A few days ago, I found out that the big plaza in front of the wall is not so old as the wall, itself. In 1967, almost immediately after Israel captured the Old City, the government razed the entire Mughrabi Quarter of the Old City to create a giant plaza so Jews could flock freely to their holy site. The roughly 130 pious, Muslim families living in the destroyed houses were given between two and three hours notice. They were provided with alternative housing, at a more suitable (to the Jewish Israelis) distance from the Temple Mount, which was doubtless a great comfort.

I've been back to the wall twice since learning this, but I just can't pray there anymore. I've seen a picture of the old space for prayer; it was cramped, but it was undefiled. I would a thousand times rather stand squished in with the observant Jews at prayer than spread my legs comfortably on the rubble of other people's homes and dreams. Unfortunately, I was never given that choice.

There is a story about the people of Chelm, who try to capture sunlight in chests to light their homes. They take the chests outside, open them up, then close them ever so quickly, never understanding where the light went when they open them inside their homes. We laugh at the story, and at the foolishness of the Chelmnicks, yet in Israel we have tried to capture holiness at the end of a gun. How could we laugh so freely at the the first foolishness, yet fall so easily into the second?

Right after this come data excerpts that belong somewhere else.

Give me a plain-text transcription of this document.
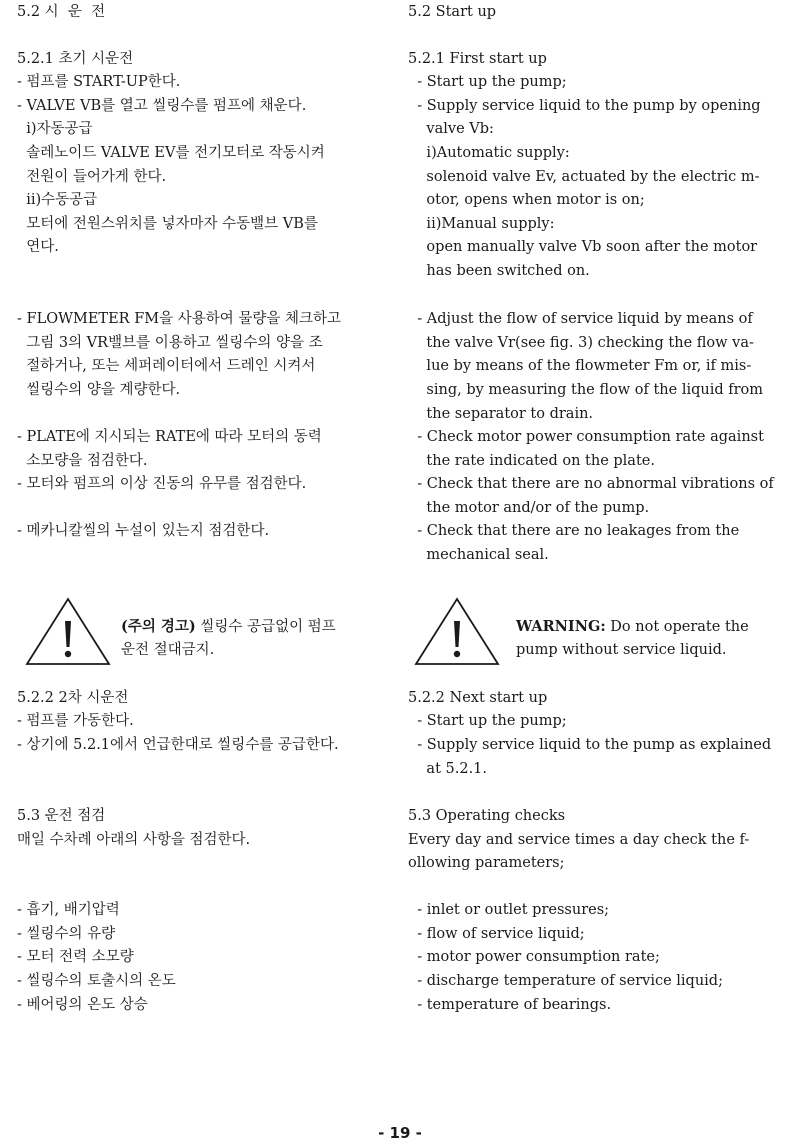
5.2 시  운  전

5.2.1 초기 시운전

- 펌프를 START-UP한다.

- VALVE VB를 열고 씰링수를 펌프에 채운다.

i)자동공급

솔레노이드 VALVE EV를 전기모터로 작동시켜

전원이 들어가게 한다.

ii)수동공급

모터에 전원스위치를 넣자마자 수동밸브 VB를

연다.

- FLOWMETER FM을 사용하여 물량을 체크하고

그림 3의 VR밸브를 이용하고 씰링수의 양을 조

절하거나, 또는 세퍼레이터에서 드레인 시켜서

씰링수의 양을 계량한다.

- PLATE에 지시되는 RATE에 따라 모터의 동력

소모량을 점검한다.

- 모터와 펌프의 이상 진동의 유무를 점검한다.

- 메카니칼씰의 누설이 있는지 점검한다.

(주의 경고) 씰링수 공급없이 펌프

운전 절대금지.

5.2.2 2차 시운전

- 펌프를 가동한다.

- 상기에 5.2.1에서 언급한대로 씰링수를 공급한다.

5.3 운전 점검

매일 수차례 아래의 사항을 점검한다.

- 흡기, 배기압력

- 씰링수의 유량

- 모터 전력 소모량

- 씰링수의 토출시의 온도

- 베어링의 온도 상승

5.2 Start up

5.2.1 First start up

- Start up the pump;

- Supply service liquid to the pump by opening

valve Vb:

i)Automatic supply:

solenoid valve Ev, actuated by the electric m-

otor, opens when motor is on;

ii)Manual supply:

open manually valve Vb soon after the motor

has been switched on.

- Adjust the flow of service liquid by means of

the valve Vr(see fig. 3) checking the flow va-

lue by means of the flowmeter Fm or, if mis-

sing, by measuring the flow of the liquid from

the separator to drain.

- Check motor power consumption rate against

the rate indicated on the plate.

- Check that there are no abnormal vibrations of

the motor and/or of the pump.

- Check that there are no leakages from the

mechanical seal.

WARNING: Do not operate the

pump without service liquid.

5.2.2 Next start up

- Start up the pump;

- Supply service liquid to the pump as explained

at 5.2.1.

5.3 Operating checks

Every day and service times a day check the f-

ollowing parameters;

- inlet or outlet pressures;

- flow of service liquid;

- motor power consumption rate;

- discharge temperature of service liquid;

- temperature of bearings.

- 19 -
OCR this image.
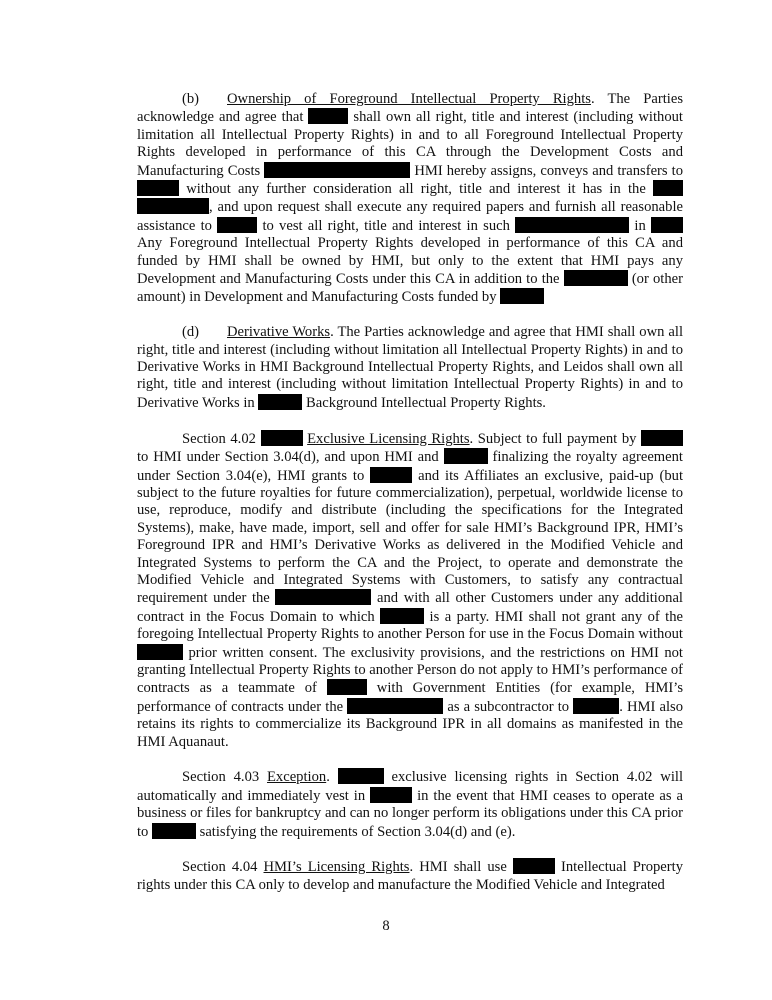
(b) Ownership of Foreground Intellectual Property Rights. The Parties acknowledge and agree that	shall own all right, title and interest (including without limitation all Intellectual Property Rights) in and to all Foreground Intellectual Property Rights developed in performance of this CA through the Development Costs and Manufacturing Costs	HMI hereby assigns, conveys and transfers to  without any further consideration all right, title and interest it has in the  , and upon request shall execute any required papers and furnish all reasonable assistance to	to vest all right, title and interest in such	in  Any Foreground Intellectual Property Rights developed in performance of this CA and funded by HMI shall be owned by HMI, but only to the extent that HMI pays any Development and Manufacturing Costs under this CA in addition to the	(or other amount) in Development and Manufacturing Costs funded by

(d) Derivative Works. The Parties acknowledge and agree that HMI shall own all right, title and interest (including without limitation all Intellectual Property Rights) in and to Derivative Works in HMI Background Intellectual Property Rights, and Leidos shall own all right, title and interest (including without limitation Intellectual Property Rights) in and to Derivative Works in	Background Intellectual Property Rights.

Section 4.02	Exclusive Licensing Rights. Subject to full payment by  to HMI under Section 3.04(d), and upon HMI and	finalizing the royalty agreement under Section 3.04(e), HMI grants to	and its Affiliates an exclusive, paid-up (but subject to the future royalties for future commercialization), perpetual, worldwide license to use, reproduce, modify and distribute (including the specifications for the Integrated Systems), make, have made, import, sell and offer for sale HMI’s Background IPR, HMI’s Foreground IPR and HMI’s Derivative Works as delivered in the Modified Vehicle and Integrated Systems to perform the CA and the Project, to operate and demonstrate the Modified Vehicle and Integrated Systems with Customers, to satisfy any contractual requirement under the	and with all other Customers under any additional contract in the Focus Domain to which	is a party. HMI shall not grant any of the foregoing Intellectual Property Rights to another Person for use in the Focus Domain without  prior written consent. The exclusivity provisions, and the restrictions on HMI not granting Intellectual Property Rights to another Person do not apply to HMI’s performance of contracts as a teammate of	with Government Entities (for example, HMI’s performance of contracts under the	as a subcontractor to	. HMI also retains its rights to commercialize its Background IPR in all domains as manifested in the HMI Aquanaut.

Section 4.03 Exception.	exclusive licensing rights in Section 4.02 will automatically and immediately vest in	in the event that HMI ceases to operate as a business or files for bankruptcy and can no longer perform its obligations under this CA prior to	satisfying the requirements of Section 3.04(d) and (e).

Section 4.04 HMI’s Licensing Rights. HMI shall use	Intellectual Property rights under this CA only to develop and manufacture the Modified Vehicle and Integrated

8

When the Hebrew University was newly opened, there was a greatly respected head of philosophy, formerly of Britain, whose name I have (as usual) forgotten. After a number of years in Israel, arguing in vain for just treatment of Palestinian-Israelis, he decided to return to England. Before he left, a man (the gentleman in whose book I read this, I believe) met him briefly and said, "Professor, I understand why you are leaving." The scholar said, curtly, that he doubted it, and the man replied, "If you have to be alone, you would rather be alone among strangers than among your own people." The scholar paused for a moment, and then he said, "I was wrong; you do understand."

Many years ago, when I was only 17 years old, I was still in the Navy, wondering how the hell I got there, and my then-girlfriend was many miles away and well out of reach. I used to wander around the enlisted men's center, sometimes, wishing I were anywhere else. I still remember the exact rock songs playing on the jukebox, as I played them over and over, and the keening loneliness of being so far from the world I knew and thought I understood. That's the feeling I have tonight, and the same songs are coming into my head again after all this time.

I've come home, or to the place where my home should be, but I find that I am alone among my own people. I won't stop coming back, or keeping my little journals and sending my emails, but my efforts, and those of my colleagues in this struggle, are far too little, and too late. Armistice we will eventually achieve, but peace is a distant hope, and justice even less than that. And, though I hope with all my heart that I am wrong, it seems unlikely that this blot on our people's good name will ever be removed.